The story revolves around an English lawyer, Jonathan Harker, who goes to Transylvania to make a real estate deal with Count Dracula, who has bought property in England. When Harker arrives at Dracula’s castle, he finds something off about the titular character. Harker becomes trapped in Dracula’s castle for a large portion of the novel.
I asked Smith what students often think of Dracula. “Students get a better understanding of cultural literacy, where most people are familiar with vampires as part of a cultural foundation but haven’t read the original story,” she told me. “It helps to give a broader understanding of that.
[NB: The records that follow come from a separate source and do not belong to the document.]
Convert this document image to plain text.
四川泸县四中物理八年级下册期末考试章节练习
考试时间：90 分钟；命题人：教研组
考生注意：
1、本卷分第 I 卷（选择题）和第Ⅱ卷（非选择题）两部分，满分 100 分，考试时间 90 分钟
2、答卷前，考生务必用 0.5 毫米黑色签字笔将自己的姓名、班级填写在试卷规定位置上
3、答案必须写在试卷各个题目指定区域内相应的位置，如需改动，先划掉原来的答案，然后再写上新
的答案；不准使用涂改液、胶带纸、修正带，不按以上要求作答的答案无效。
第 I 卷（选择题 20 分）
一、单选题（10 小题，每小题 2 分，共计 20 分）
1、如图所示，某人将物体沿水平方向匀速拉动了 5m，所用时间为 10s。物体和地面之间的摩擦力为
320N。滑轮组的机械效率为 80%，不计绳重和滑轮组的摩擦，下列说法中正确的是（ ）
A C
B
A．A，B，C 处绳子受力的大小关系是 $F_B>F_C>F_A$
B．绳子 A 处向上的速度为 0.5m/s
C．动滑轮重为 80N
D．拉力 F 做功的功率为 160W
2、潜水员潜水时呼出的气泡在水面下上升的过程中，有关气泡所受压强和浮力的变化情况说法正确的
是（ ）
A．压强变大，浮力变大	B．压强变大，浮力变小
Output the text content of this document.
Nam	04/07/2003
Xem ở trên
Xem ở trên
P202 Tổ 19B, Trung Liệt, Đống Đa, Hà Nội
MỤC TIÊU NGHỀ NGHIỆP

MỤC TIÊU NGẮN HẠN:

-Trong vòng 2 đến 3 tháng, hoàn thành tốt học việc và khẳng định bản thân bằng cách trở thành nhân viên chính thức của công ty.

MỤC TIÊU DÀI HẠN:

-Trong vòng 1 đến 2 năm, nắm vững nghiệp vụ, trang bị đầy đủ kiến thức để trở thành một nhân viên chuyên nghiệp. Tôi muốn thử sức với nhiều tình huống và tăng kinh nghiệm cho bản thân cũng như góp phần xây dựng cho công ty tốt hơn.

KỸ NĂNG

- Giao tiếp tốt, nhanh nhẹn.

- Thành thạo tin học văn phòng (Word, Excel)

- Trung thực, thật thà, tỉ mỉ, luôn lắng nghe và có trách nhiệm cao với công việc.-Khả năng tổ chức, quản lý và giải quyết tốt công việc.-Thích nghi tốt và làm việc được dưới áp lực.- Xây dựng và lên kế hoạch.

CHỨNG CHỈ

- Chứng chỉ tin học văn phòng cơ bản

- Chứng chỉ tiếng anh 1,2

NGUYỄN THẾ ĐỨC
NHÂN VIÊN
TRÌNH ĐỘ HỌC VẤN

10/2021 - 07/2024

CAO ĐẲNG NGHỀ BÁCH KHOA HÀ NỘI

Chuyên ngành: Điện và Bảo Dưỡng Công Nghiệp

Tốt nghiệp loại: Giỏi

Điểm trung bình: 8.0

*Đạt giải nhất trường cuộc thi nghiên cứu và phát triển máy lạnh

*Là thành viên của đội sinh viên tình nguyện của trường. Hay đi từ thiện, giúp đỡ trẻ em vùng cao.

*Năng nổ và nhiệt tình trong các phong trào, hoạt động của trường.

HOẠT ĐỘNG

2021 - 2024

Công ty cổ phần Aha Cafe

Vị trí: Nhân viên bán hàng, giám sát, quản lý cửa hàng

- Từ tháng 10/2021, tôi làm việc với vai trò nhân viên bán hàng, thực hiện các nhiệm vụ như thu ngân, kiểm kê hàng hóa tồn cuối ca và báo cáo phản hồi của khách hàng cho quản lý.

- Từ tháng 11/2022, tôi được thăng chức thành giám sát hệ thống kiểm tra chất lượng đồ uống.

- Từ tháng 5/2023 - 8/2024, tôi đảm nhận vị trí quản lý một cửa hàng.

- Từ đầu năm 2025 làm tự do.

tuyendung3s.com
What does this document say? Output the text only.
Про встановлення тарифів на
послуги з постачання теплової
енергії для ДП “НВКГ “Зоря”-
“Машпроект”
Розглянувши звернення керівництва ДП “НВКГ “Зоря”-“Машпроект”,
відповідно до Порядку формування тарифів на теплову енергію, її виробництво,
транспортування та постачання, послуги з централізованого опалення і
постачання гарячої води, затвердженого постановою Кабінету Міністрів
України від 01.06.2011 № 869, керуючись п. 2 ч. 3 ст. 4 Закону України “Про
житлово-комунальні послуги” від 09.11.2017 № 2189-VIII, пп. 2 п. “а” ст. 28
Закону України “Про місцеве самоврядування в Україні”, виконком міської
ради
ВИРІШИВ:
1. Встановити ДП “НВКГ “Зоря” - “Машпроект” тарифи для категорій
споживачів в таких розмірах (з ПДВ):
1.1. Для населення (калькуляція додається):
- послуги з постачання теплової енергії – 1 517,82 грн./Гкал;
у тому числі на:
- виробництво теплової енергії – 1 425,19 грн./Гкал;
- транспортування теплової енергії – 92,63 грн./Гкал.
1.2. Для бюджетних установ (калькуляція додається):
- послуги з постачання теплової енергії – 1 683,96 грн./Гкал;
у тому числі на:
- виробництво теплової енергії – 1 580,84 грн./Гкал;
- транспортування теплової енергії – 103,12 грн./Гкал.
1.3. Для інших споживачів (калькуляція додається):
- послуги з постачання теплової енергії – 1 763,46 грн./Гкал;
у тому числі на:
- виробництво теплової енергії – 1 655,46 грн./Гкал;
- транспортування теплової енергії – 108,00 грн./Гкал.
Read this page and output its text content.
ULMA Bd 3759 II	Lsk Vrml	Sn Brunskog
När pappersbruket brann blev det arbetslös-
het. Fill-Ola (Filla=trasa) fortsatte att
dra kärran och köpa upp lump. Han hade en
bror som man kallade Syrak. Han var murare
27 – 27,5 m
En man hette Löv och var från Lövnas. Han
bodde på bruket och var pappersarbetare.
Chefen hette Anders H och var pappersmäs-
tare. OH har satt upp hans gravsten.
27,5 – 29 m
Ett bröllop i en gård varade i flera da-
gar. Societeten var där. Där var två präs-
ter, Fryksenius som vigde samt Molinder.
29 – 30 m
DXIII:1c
It’s a good way to discuss how societies’ concepts about good and evil change over time. What is good and evil in 1850 is not necessarily what’s good and evil in 2000.”
The book has sparked many debates in class about whether Dracula is a monster who has no control over his condition—or whether he represents pure, calculated evil. “The reason why Dracula has maintained its status as a cultural icon is because of the monster itself,” says Sean Hussey ’16. “The book is what introduced the monster, but the monster is what is actually memorable.”
Though somewhat dry in parts, many of my classmates found Dracula worth a close read. “Chapters 1-4 were very exciting,” says Nathaniel Friedman ’16. “Then, the book stops writing the protagonist’s point of view and focuses on other characters, and that’s when I lost a lot of interest. But it’s an original monster story, so if you like ghost stories then Dracula is right up your alley.”
Others disagreed. “They’ll be four really good chapters, and then the next ten are really slow and boring and are about mundane things that don’t matter to the plot of the story,” says Kate Eastwood ’16. “It’s also sexist because the female characters are weaker than the male characters. The book could also be a hundred pages long, and it’s way more than that.”
Collectively, the seniors regarded Dracula as a weak story with a strong protagonist, some thrilling chapters and other dull moments. Next up in Smith’s class, I’m eager to read William Shakespeare’s The Tempest.